The film deals with a lot of controversial issues.
I knew this would be a bit delicate or sometimes even dangerous to talk about these subjects. But I think it was very natural for me, because cinema or film making is a way of expressing myself. In the film it’s true I’m talking about religion, about Christians and Muslims, but this film could have happened, these stories, these problems or these conflicts could have happened between two neighbors or two football teams or two families. There’s a French saying that says who doesn’t risk has nothing. They might be offended during the whole thing but at the end everybody is more tolerant. And that’s what I wanted to do.
Still, we laughed. It’s funny!
I think humour is a good way of healing. I think when you get to laugh about your flaws or laugh about the things that you see that are not working, I think it creates a distance. And it’s a way of also being a little bit ironic towards what’s happening. Sometimes the situation is so absurd you can’t help but laugh about what’s happening.
The whole film is centered around a group of women trying to keep their community together. Why tell the women’s side?
Simply because I am a women, and I am aware of my responsibilities as a women in this world we live in. I don’t think it’s only because of men that the world is not going that great. I think we have a responsibility in everything that is happening in the world and we need to be aware of that. I’m talking about my responsibility as a mother as well—that’s why I decided to talk about mothers in the film as well.
You used a lot of non-professional actors this time around. Why?
I like to give you the impression as a viewer that you’re watching people that look like you. That are like you, that might be your next door neighbor or might be your cousin or uncle or grandmother or mother or whatever. And I tried to as much as I can to flirt with reality. So it’s when you’re watching that film you wonder sometimes is this an actor or is this a stolen moment, is this true, is this really happening? I like to experiment with reality, and it’s a good way to do it with non-professional actors. Of course it’s not easy, but sometimes there are some very very special and spontaneous moments that are so precious that you forget all the trouble.
You were in it yourself! What was that like, writing, directing, and starring?
It’s fun. But it’s not easy, it’s really really hard. You have to wear different hats during the shoot. It mainly allows me to be very close to my actors, it creates a very warm and strong bond between us, because I’m there with them. I’m an actress as they are, not the director who is looking at them from behind the camera. And because I’m there I can do things that are unexpected very quickly and react very instinctively to what is happening, sometimes take the scene different directions.
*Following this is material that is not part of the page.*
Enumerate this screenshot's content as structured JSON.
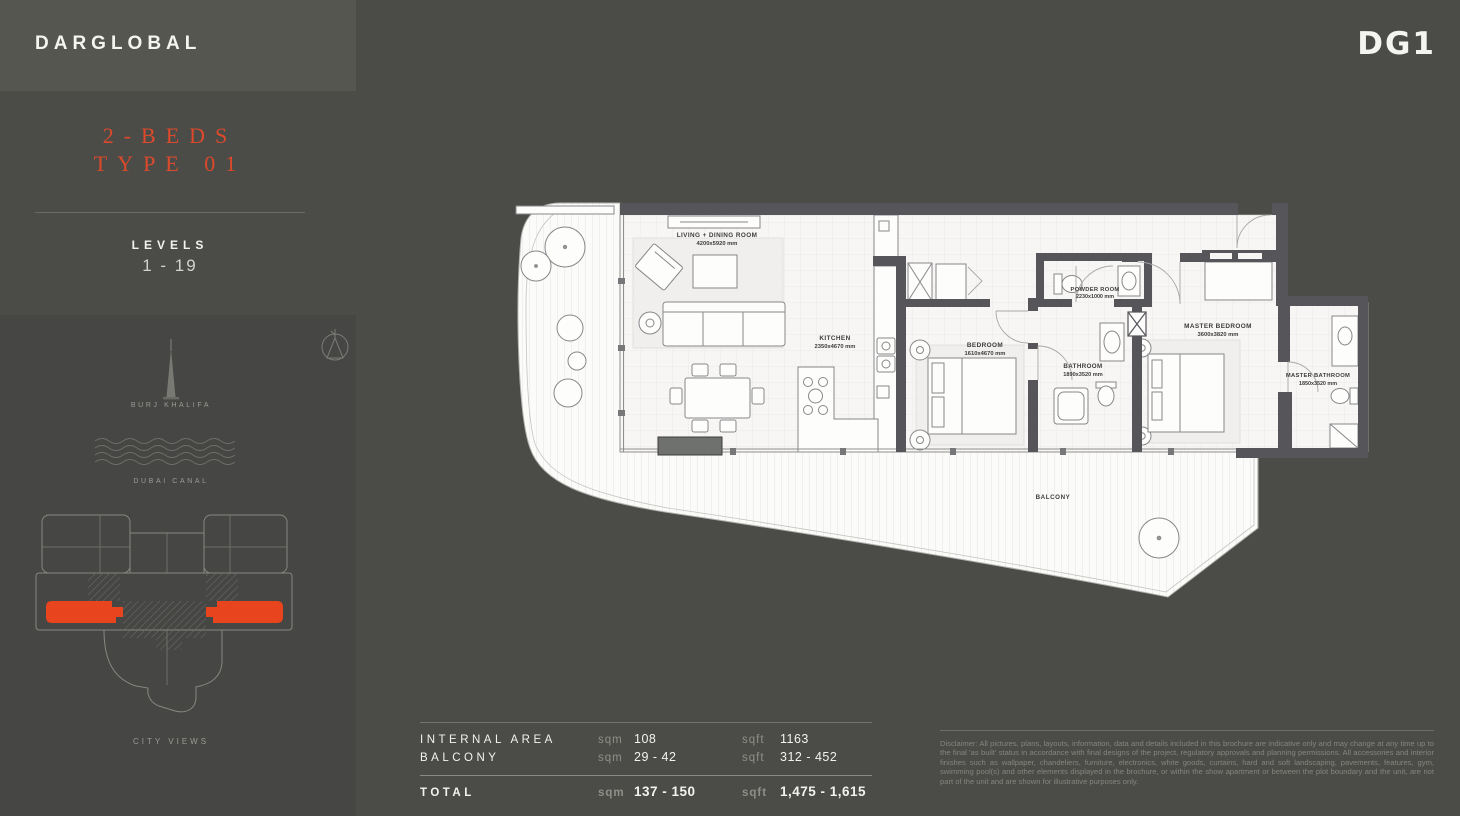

Of course, it’s not easy for the technical crew, sometimes they have a hard time following what is happening, but it works for me.
Right, so when people leave the theatre, is there a message you want them to take away?
It’s not really a message, it’s just my way of maybe exploring an alternative thinking. Whatever happens in the film at the end is not the solution of course. Who am I to have the absolute solution or resolution for everything? But I just want to explore a different way of thinking. I’m always thinking about why are things happening this way, why couldn’t they happen a different way. It’s just that. It’s not really a message or a solution, it’s just an invitation maybe to explore something.
Where Do We Go Now? opens in theatres this month.